Menurut Suyanto, substansi utama dari sengketa yang kini bergulir di Pengadilan Hubungan Industrial (PHI) Jakarta Pusat adalah memastikan setiap kesepakatan yang telah lahir dari proses perundingan dihormati dan dijalankan oleh seluruh pihak.
“Perjuangan ini bukan soal organisasi mana yang lebih kuat atau lebih besar. Ini soal menjaga kesepakatan yang telah dibuat bersama dan memastikan hubungan industrial berjalan sesuai aturan yang berlaku,” kata Suyanto dalam pernyataan sikap bersama serikat pekerja, Selasa (23/6/2026).
Ia mengatakan, selama ini SPN bersama SP-SBI, SPD dan Federasi Mitakikef Sarbumusi berupaya menjaga fokus perjuangan agar tetap berada pada koridor hukum dan tidak bergeser menjadi konflik kepentingan antar pihak.
Menurut dia, PKB merupakan hasil perundingan panjang yang melibatkan pekerja dan perusahaan. Karena itu, keberadaannya harus dihormati sebagai pedoman dalam hubungan kerja hingga terdapat kesepakatan baru yang menggantikannya.
Suyanto menilai fakta-fakta yang terungkap dalam persidangan menjadi penting karena memberikan gambaran mengenai akar persoalan yang selama ini dipersoalkan serikat pekerja. Persoalan tersebut tidak hanya berkaitan dengan hak-hak pekerja, tetapi juga menyangkut kepastian pelaksanaan kesepakatan yang telah disetujui bersama.
“Ketika sebuah kesepakatan sudah dibuat, maka yang harus dijaga adalah komitmen untuk melaksanakannya. Itu prinsip dasar yang ingin kami perjuangkan,” ujarnya.
Ia menjelaskan, sebelum sengketa dibawa ke ranah hukum, berbagai upaya komunikasi dan dialog telah dilakukan dengan manajemen perusahaan maupun pihak terkait lainnya. Namun, perbedaan pandangan yang terjadi belum menemukan titik temu sehingga jalur hukum dipilih sebagai mekanisme penyelesaian.

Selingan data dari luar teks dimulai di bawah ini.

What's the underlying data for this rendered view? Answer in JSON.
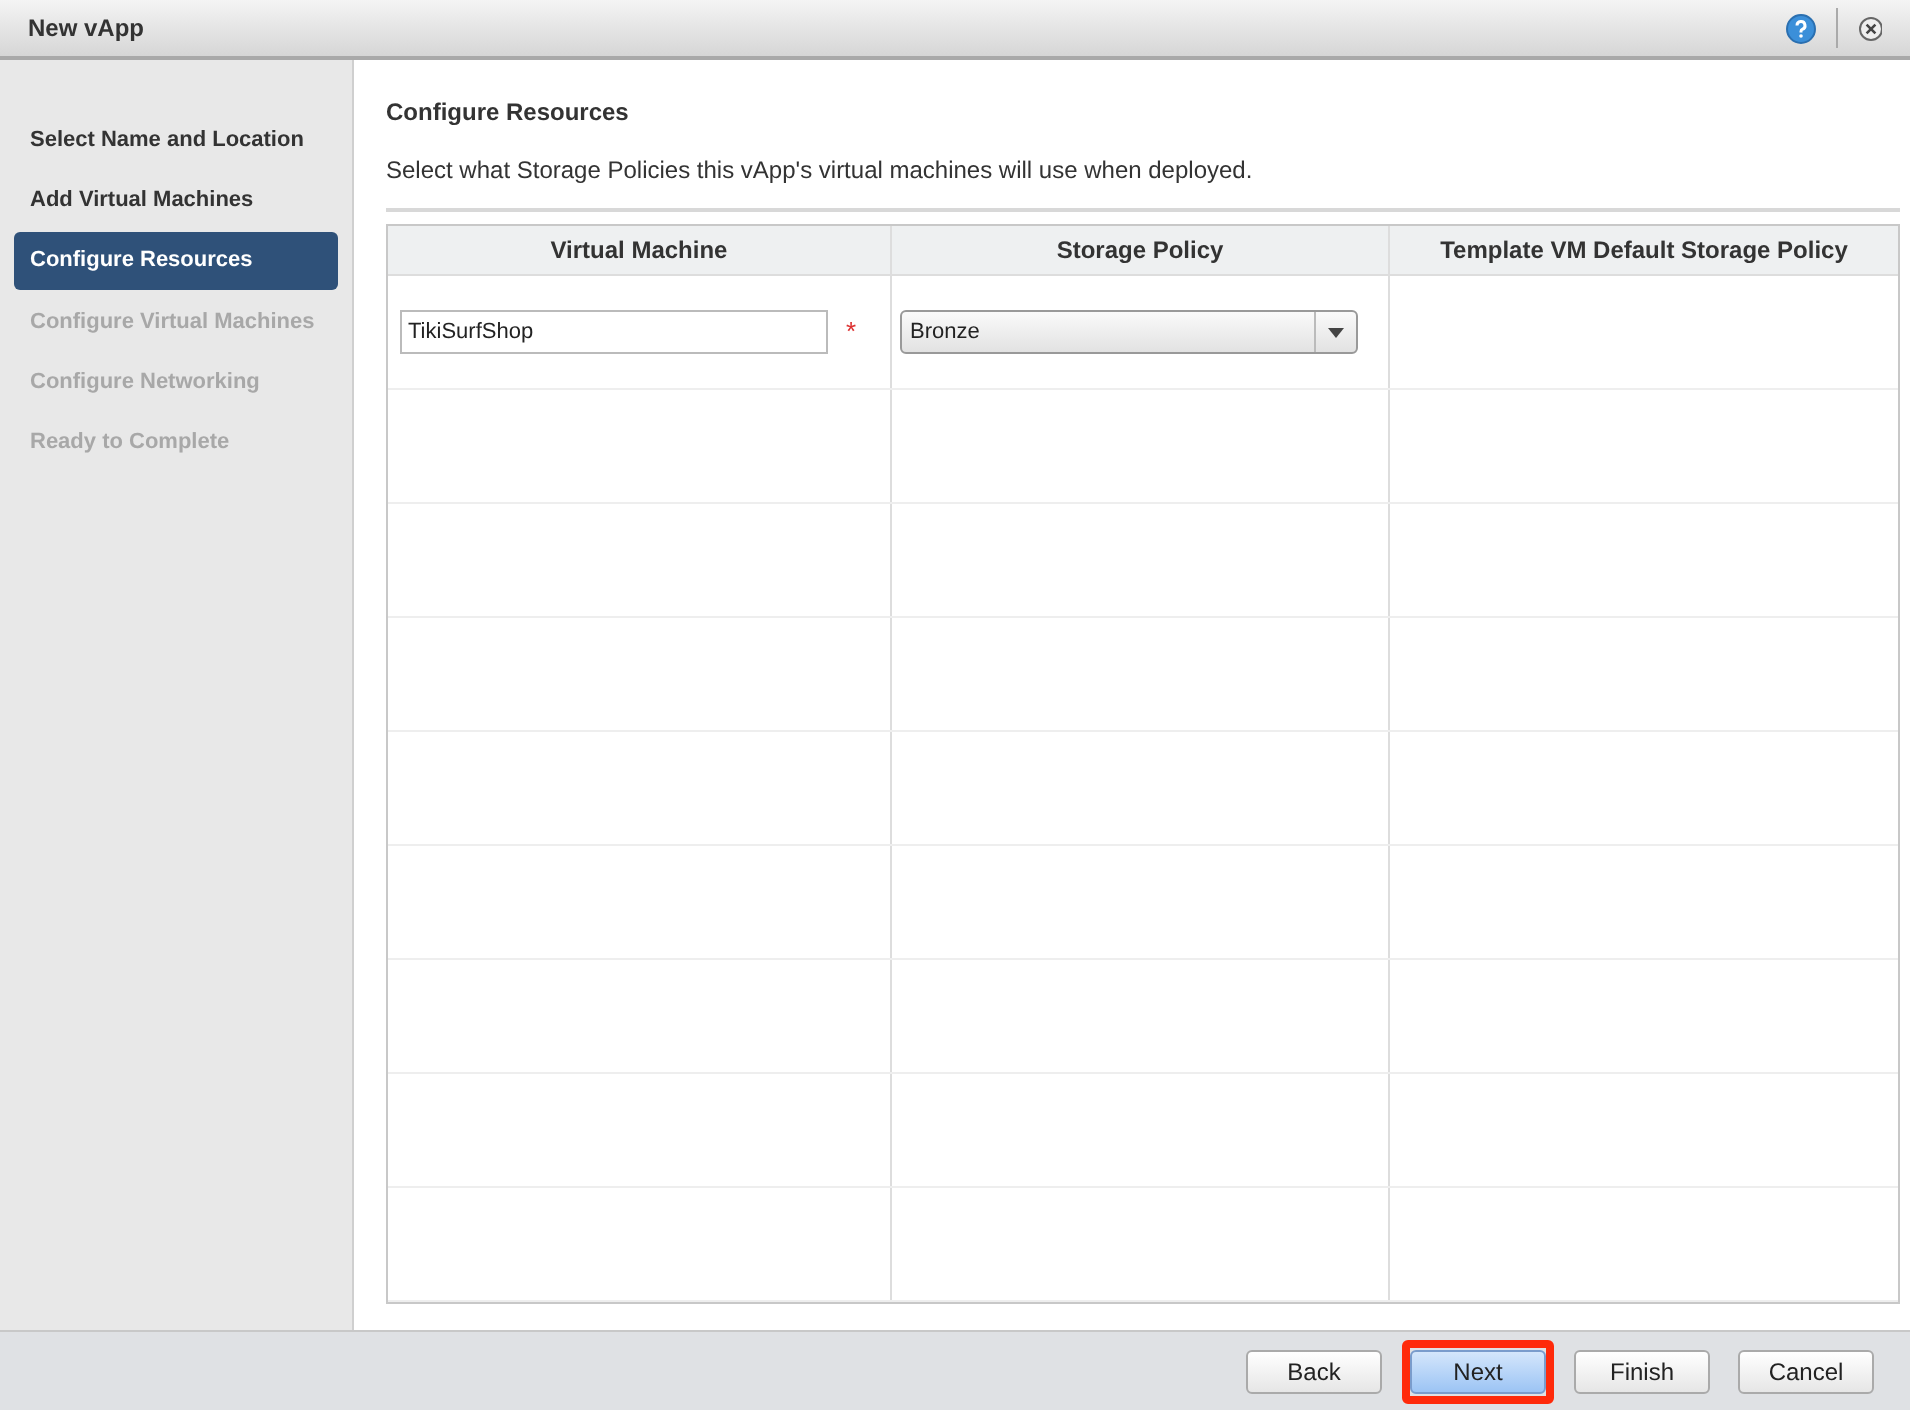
{
  "window": {
    "title": "New vApp"
  },
  "steps": [
    {
      "label": "Select Name and Location",
      "selected": false,
      "disabled": false
    },
    {
      "label": "Add Virtual Machines",
      "selected": false,
      "disabled": false
    },
    {
      "label": "Configure Resources",
      "selected": true,
      "disabled": false
    },
    {
      "label": "Configure Virtual Machines",
      "selected": false,
      "disabled": true
    },
    {
      "label": "Configure Networking",
      "selected": false,
      "disabled": true
    },
    {
      "label": "Ready to Complete",
      "selected": false,
      "disabled": true
    }
  ],
  "heading": "Configure Resources",
  "description": "Select what Storage Policies this vApp's virtual machines will use when deployed.",
  "table": {
    "columns": [
      "Virtual Machine",
      "Storage Policy",
      "Template VM Default Storage Policy"
    ],
    "rows": [
      {
        "vm_name": "TikiSurfShop",
        "required_mark": "*",
        "storage_policy": "Bronze"
      }
    ]
  },
  "buttons": [
    {
      "label": "Back",
      "selected": false,
      "highlighted": false
    },
    {
      "label": "Next",
      "selected": true,
      "highlighted": true
    },
    {
      "label": "Finish",
      "selected": false,
      "highlighted": false
    },
    {
      "label": "Cancel",
      "selected": false,
      "highlighted": false
    }
  ]
}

Meski demikian, Suyanto menegaskan serikat pekerja tetap membuka ruang dialog selama proses hukum berlangsung. Menurutnya, penyelesaian hubungan industrial yang ideal tetap harus mengedepankan musyawarah dan saling menghormati.
Ia juga mengingatkan seluruh pekerja agar tidak melihat perkara yang sedang berjalan sebagai pertarungan antara pekerja dan perusahaan. Sebaliknya, proses tersebut harus dipandang sebagai upaya mencari kepastian hukum demi menciptakan hubungan industrial yang lebih sehat ke depan.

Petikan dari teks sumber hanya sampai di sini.